Kulkarni is the McArthur Professor of Astronomy and Professor of Planetary Sciences at the California Institute of Technology, where he directs the Caltech Optical Observatories and Michelson Science Center. His research spans some of the most important and dynamic research areas in modern astrophysics. Kulkarni has three principal interests: pulsar and neutron star astrophysics, optical and infrared interferometry and the study of interstellar medium in our galaxy and nearby galaxies. He is a leading authority on such exotic astrophysical phenomena as gamma-ray bursts and brown dwarfs and has been associated with many major advances in understanding the universe. He has been a leader in the quest to improve the resolution of optical instruments. Kulkarni is interested in the birth and evolution of neutron star systems. His fascination with pulsars began with his discovery (with D. Backer) of the first millisecond pulsar. Since then, he has been conducting new searches and building instrumentation to search for more of these objects. Kulkarni is also the interdisciplinary scientist for NASA's Space Interfeometry Mission, set to launch in the next decade, through which astronomers hope to catalog planets around nearby stars.
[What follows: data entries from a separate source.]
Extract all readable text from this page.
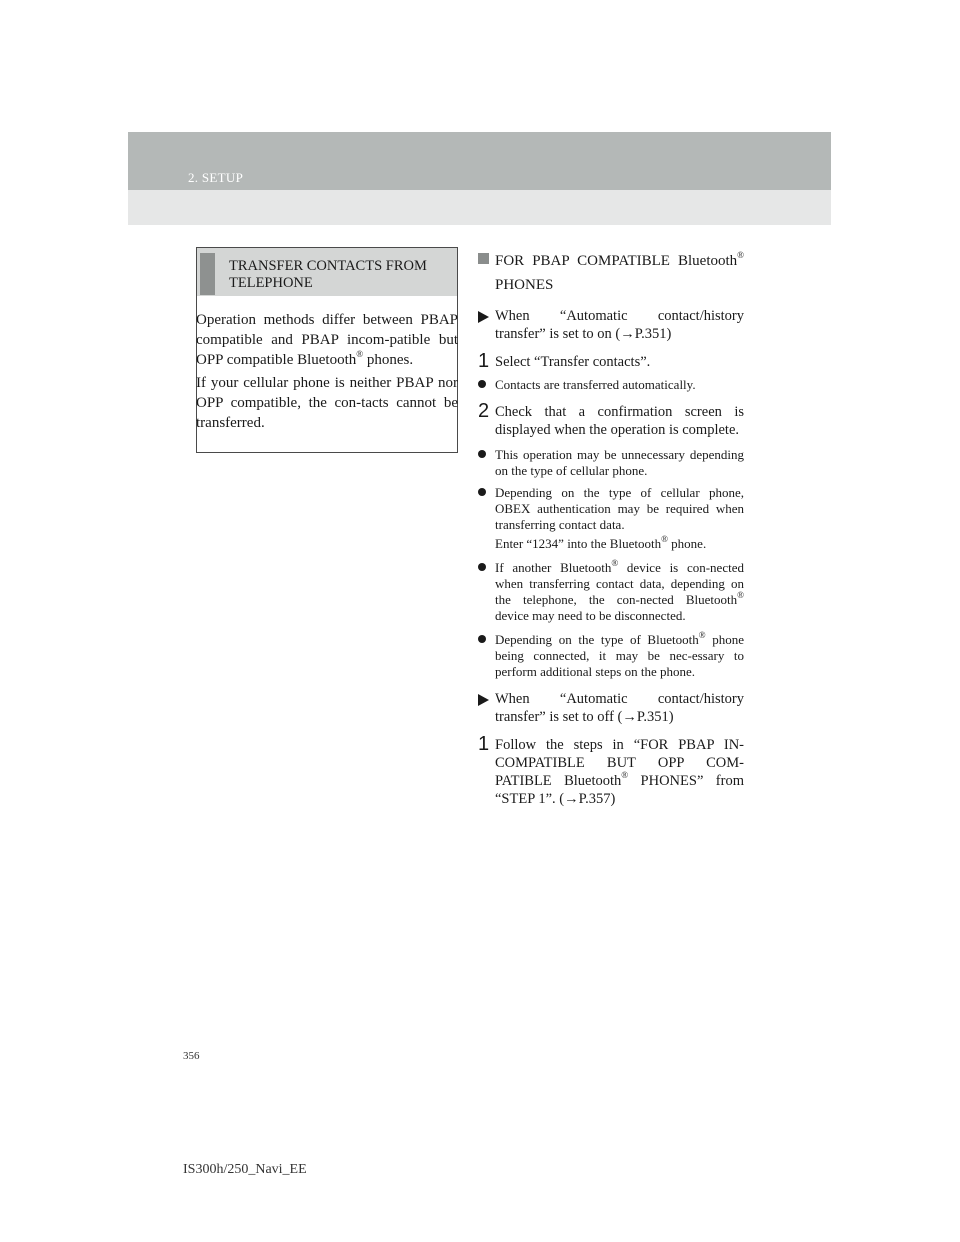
2. SETUP
TRANSFER CONTACTS FROM TELEPHONE

Operation methods differ between PBAP compatible and PBAP incom-patible but OPP compatible Bluetooth® phones.

If your cellular phone is neither PBAP nor OPP compatible, the con-tacts cannot be transferred.

FOR PBAP COMPATIBLE Bluetooth® PHONES
When “Automatic contact/history transfer” is set to on (→P.351)
1 Select “Transfer contacts”.
Contacts are transferred automatically.
2 Check that a confirmation screen is displayed when the operation is complete.
This operation may be unnecessary depending on the type of cellular phone.

Depending on the type of cellular phone, OBEX authentication may be required when transferring contact data.

Enter “1234” into the Bluetooth® phone.

If another Bluetooth® device is con-nected when transferring contact data, depending on the telephone, the con-nected Bluetooth® device may need to be disconnected.
Depending on the type of Bluetooth® phone being connected, it may be nec-essary to perform additional steps on the phone.
When “Automatic contact/history transfer” is set to off (→P.351)
1 Follow the steps in “FOR PBAP IN-COMPATIBLE BUT OPP COM-PATIBLE Bluetooth® PHONES” from “STEP 1”. (→P.357)
356
IS300h/250_Navi_EE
Markusen is a professor of planning and public policy and a member of the graduate faculty in geography and applied economics at the Hubert H. Humphrey Institute of Public Affairs at the University of Minnesota. Her research offers insights about such issues as economic conversion of former military facilities, rural poverty, demographic change, social and cultural conditions necessary for economic development, the relationship between occupational and industrial structures and the effects of globalization on Latin American regions. Her work bridges the qualitative/qualitative divide, using a mixed-methods approach considered critical to the future of regional science. Her areas of expertise include arts, culture and economic development; regional economics and planning; industrial and occupational planning; and the economic impact of high technology and military spending. Markusen was a Fulbright lecturer in regional development economics in Brazil and has written on European, Korean and Japanese regional economies as well as on North American cities and regions. Markusen has authored more that a dozen books and more than 60 refereed articles.

Restrepo is one of the most prominent contemporary Latin American novelists and a journalist in her native Colombia. All of her novels have been translated into English and numerous other languages. Restrepo has been a witness, participant and chronicler of the tumultuous decades since the Cuban revolution and its impact on Latin American and Colombian politics, culture and society. She is known for her expertise on the Colombian diaspora to Europe and the Americas and her knowledge of her country's political scene, including conflicts with its guerrilla factions that have pushed the country to the brink of civil war. In 1983, she was named to a commission to negotiate peace with the militant rebel forces. Peace was negotiated and followed by several months of truce, but a subsequent breach led to further political instability, which forced Restrepo into self-imposed exile in Spain and Mexico for six years. She continued long-distance peace negotiations that led to guerrilla disarmament in 1989. Restrepo was a professor of literature at the National University of Colombia in Bogota. Her fiction is widely assigned in courses that cross academic boundaries in the humanities and social sciences.